If you want to view the posts made in del.icio.us live, please visit Livemarks which acts like a real time surfer. It lingers around del.icio.us; gobble up bookmarks as soon as the users post them on to del.icio.us. It is really a fun to watch those tags pour in live in your browser.

Another social bookmarking site which I like is Wink Along with the tag-based search output, Wink provides normal Google web search results also.

So, if you find this article useful, why not share it with others?

Thursday, June 1, 2006

Junk free feeds.

Are you a passionate and compulsive blogger?

There are so many web feeds available that we get confused at times as to what we should subscribe to?

And talk about the variety of tools to generate information like podcast, vlogs, Wiki etc.

Which one is good?

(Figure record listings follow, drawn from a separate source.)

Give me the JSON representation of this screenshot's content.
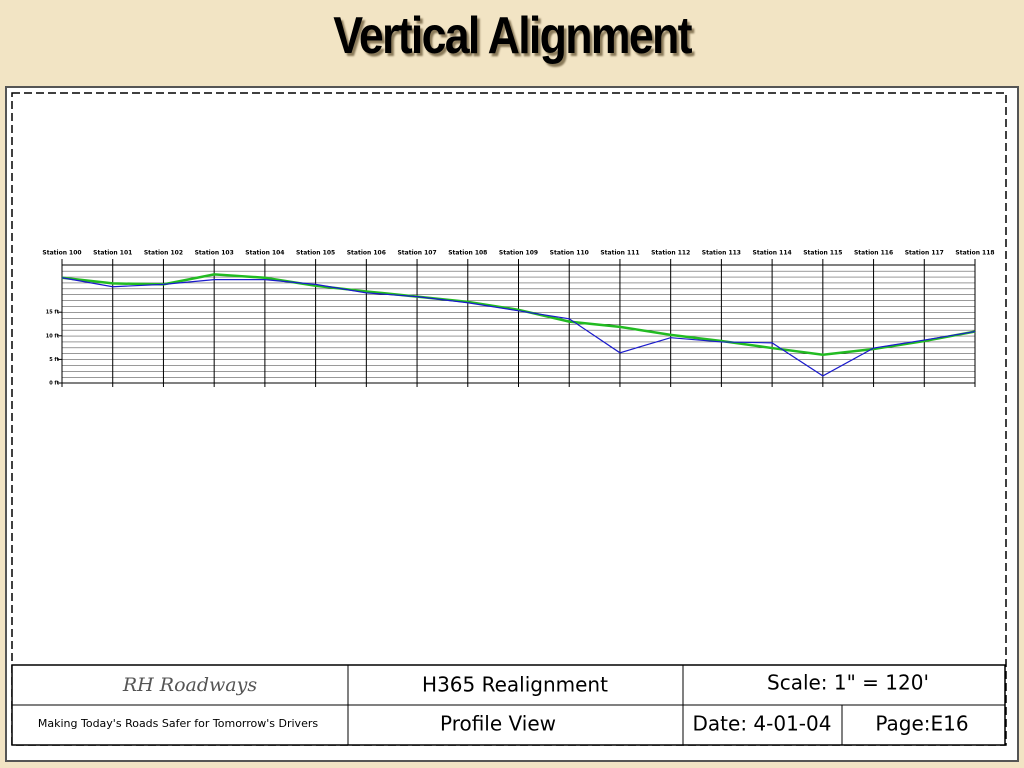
{
  "title": "Vertical Alignment",
  "chart_data": {
    "type": "line",
    "categories": [
      "Station 100",
      "Station 101",
      "Station 102",
      "Station 103",
      "Station 104",
      "Station 105",
      "Station 106",
      "Station 107",
      "Station 108",
      "Station 109",
      "Station 110",
      "Station 111",
      "Station 112",
      "Station 113",
      "Station 114",
      "Station 115",
      "Station 116",
      "Station 117",
      "Station 118"
    ],
    "series": [
      {
        "color": "#22bb22",
        "values": [
          22.3,
          21.1,
          20.9,
          23.0,
          22.3,
          20.6,
          19.4,
          18.3,
          17.2,
          15.5,
          13.0,
          11.9,
          10.2,
          8.9,
          7.4,
          6.0,
          7.2,
          8.9,
          10.9
        ]
      },
      {
        "color": "#1a1acc",
        "values": [
          22.3,
          20.4,
          20.9,
          21.9,
          21.9,
          20.9,
          19.1,
          18.3,
          17.0,
          15.3,
          13.6,
          6.4,
          9.6,
          8.7,
          8.5,
          1.5,
          7.4,
          9.1,
          10.9
        ]
      }
    ],
    "ylim": [
      0,
      25
    ],
    "yticks": [
      {
        "value": 0,
        "label": "0 ft"
      },
      {
        "value": 5,
        "label": "5 ft"
      },
      {
        "value": 10,
        "label": "10 ft"
      },
      {
        "value": 15,
        "label": "15 ft"
      }
    ]
  },
  "title_block": {
    "company": "RH Roadways",
    "project": "H365 Realignment",
    "scale": "Scale: 1\" = 120'",
    "motto": "Making Today's Roads Safer for Tomorrow's Drivers",
    "view": "Profile View",
    "date": "Date: 4-01-04",
    "page": "Page:E16"
  }
}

I think almost anyone will satisfy our needs as long as we are clear about what topic we are subscribing to-right?

Still, do we read everything that comes to our news aggregator? Obviously not!
Why? Plenty of junk also creeps in. Agreed?

Ok, is there anyway, can we filter and reblog the content? Sure, there is a way.

http://reblog.org is our savior.

This site offers a fantastic tool (feed reader) by which you can republish relevant content from your RSS feeds.You can happily edit the content too.

This great blogging tool is offered free of cost.